For the past four years, we have been working with Art Toronto as the lead architects for their annual fair. Each year, the design incorporates approximately 100 galleries, publications, special projects, installations, lounges, dining, and stage areas.

Art is best enjoyed within a cultural and social milieu. The Art Toronto challenged us to synthesize such an environment for four days within the depths of the Metro Toronto Convention Center. The redesign created focal points to foster interactions between visitors and galleries, as well as integrate more intimate and enclosed environments.

We approached the fair as though it was a city – a pop-up art city. The gallery booths form blocks and these blocks frame avenues. Thinking along these lines allowed us to choreograph intuitive pathways visitors could use to traverse the fair. In our earliest studies, we looked at how streets and public spaces interact in cities around the world – such as the avenues of Washington DC or the parks of Savannah, GA – seeking principles for the integration of the gallery booth blocks and the social spaces in the fair.

Our design created a unique ambiance in which people can come together to enjoy a great variety of art. It is a place that welcomes visitors and entices them to explore. Too many international art fairs are monotonous places that herd their visitors down relentless aisles.
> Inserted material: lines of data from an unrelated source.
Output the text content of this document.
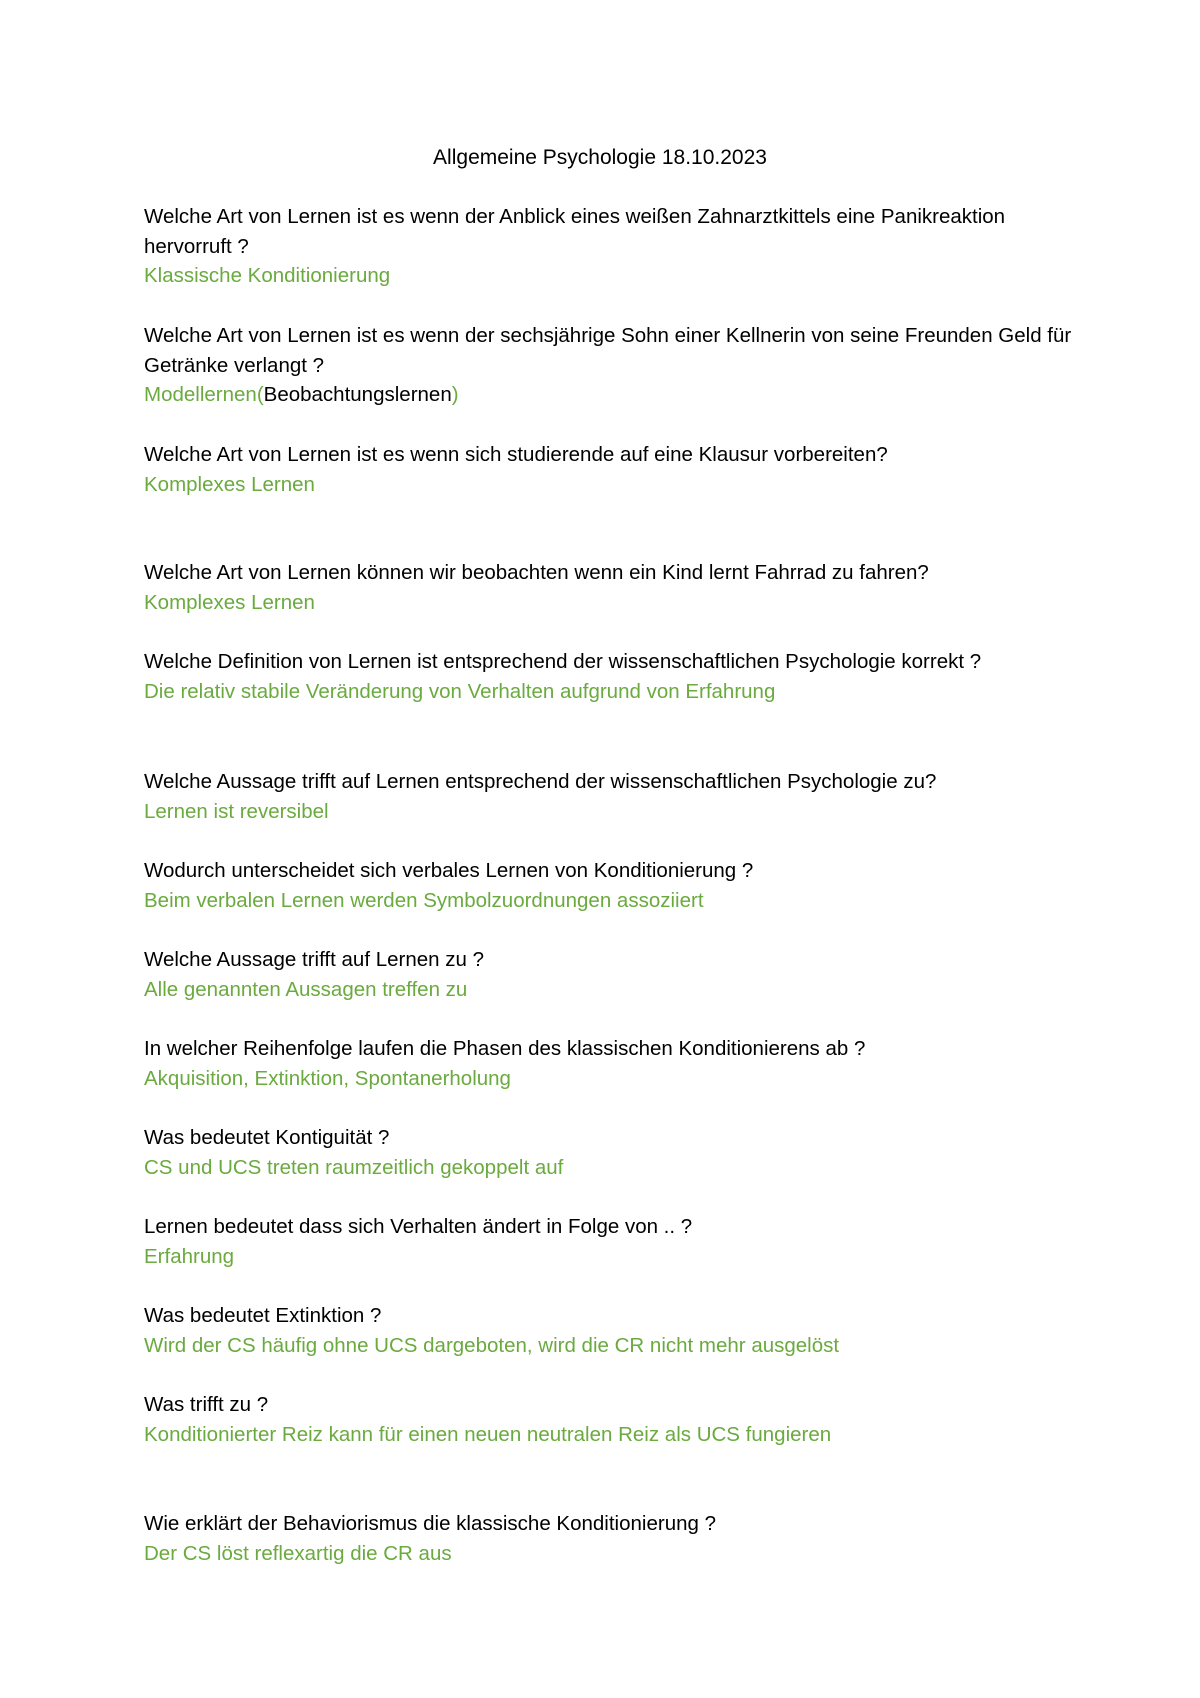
Allgemeine Psychologie 18.10.2023
Welche Art von Lernen ist es wenn der Anblick eines weißen Zahnarztkittels eine Panikreaktion hervorruft ?
Klassische Konditionierung
Welche Art von Lernen ist es wenn der sechsjährige Sohn einer Kellnerin von seine Freunden Geld für Getränke verlangt ?
Modellernen(Beobachtungslernen)
Welche Art von Lernen ist es wenn sich studierende auf eine Klausur vorbereiten?
Komplexes Lernen
Welche Art von Lernen können wir beobachten wenn ein Kind lernt Fahrrad zu fahren?
Komplexes Lernen
Welche Definition von Lernen ist entsprechend der wissenschaftlichen Psychologie korrekt ?
Die relativ stabile Veränderung von Verhalten aufgrund von Erfahrung
Welche Aussage trifft auf Lernen entsprechend der wissenschaftlichen Psychologie zu?
Lernen ist reversibel
Wodurch unterscheidet sich verbales Lernen von Konditionierung ?
Beim verbalen Lernen werden Symbolzuordnungen assoziiert
Welche Aussage trifft auf Lernen zu ?
Alle genannten Aussagen treffen zu
In welcher Reihenfolge laufen die Phasen des klassischen Konditionierens ab ?
Akquisition, Extinktion, Spontanerholung
Was bedeutet Kontiguität ?
CS und UCS treten raumzeitlich gekoppelt auf
Lernen bedeutet dass sich Verhalten ändert in Folge von .. ?
Erfahrung
Was bedeutet Extinktion ?
Wird der CS häufig ohne UCS dargeboten, wird die CR nicht mehr ausgelöst
Was trifft zu ?
Konditionierter Reiz kann für einen neuen neutralen Reiz als UCS fungieren
Wie erklärt der Behaviorismus die klassische Konditionierung ?
Der CS löst reflexartig die CR aus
For us, it was critical that Art Toronto offer its visitors a variety of spatial experiences so that different kinds of art could be enjoyed in unique settings. To that end, the fair is organized into neighbourhoods, where booths are arranged in different ways to highlight different curatorial initiatives

Two long deep lounges bring visitors into the fair. Like great piazzas, they are places where people can rest, socialize and enjoy a coffee. They incorporate special art commissions and vegetation to create two special urban places at the heart of Art Toronto.

While artwork remained the primary focus, the addition of new types of spaces added visual interest and dynamism, and encouraged patrons to linger, explore, and converse.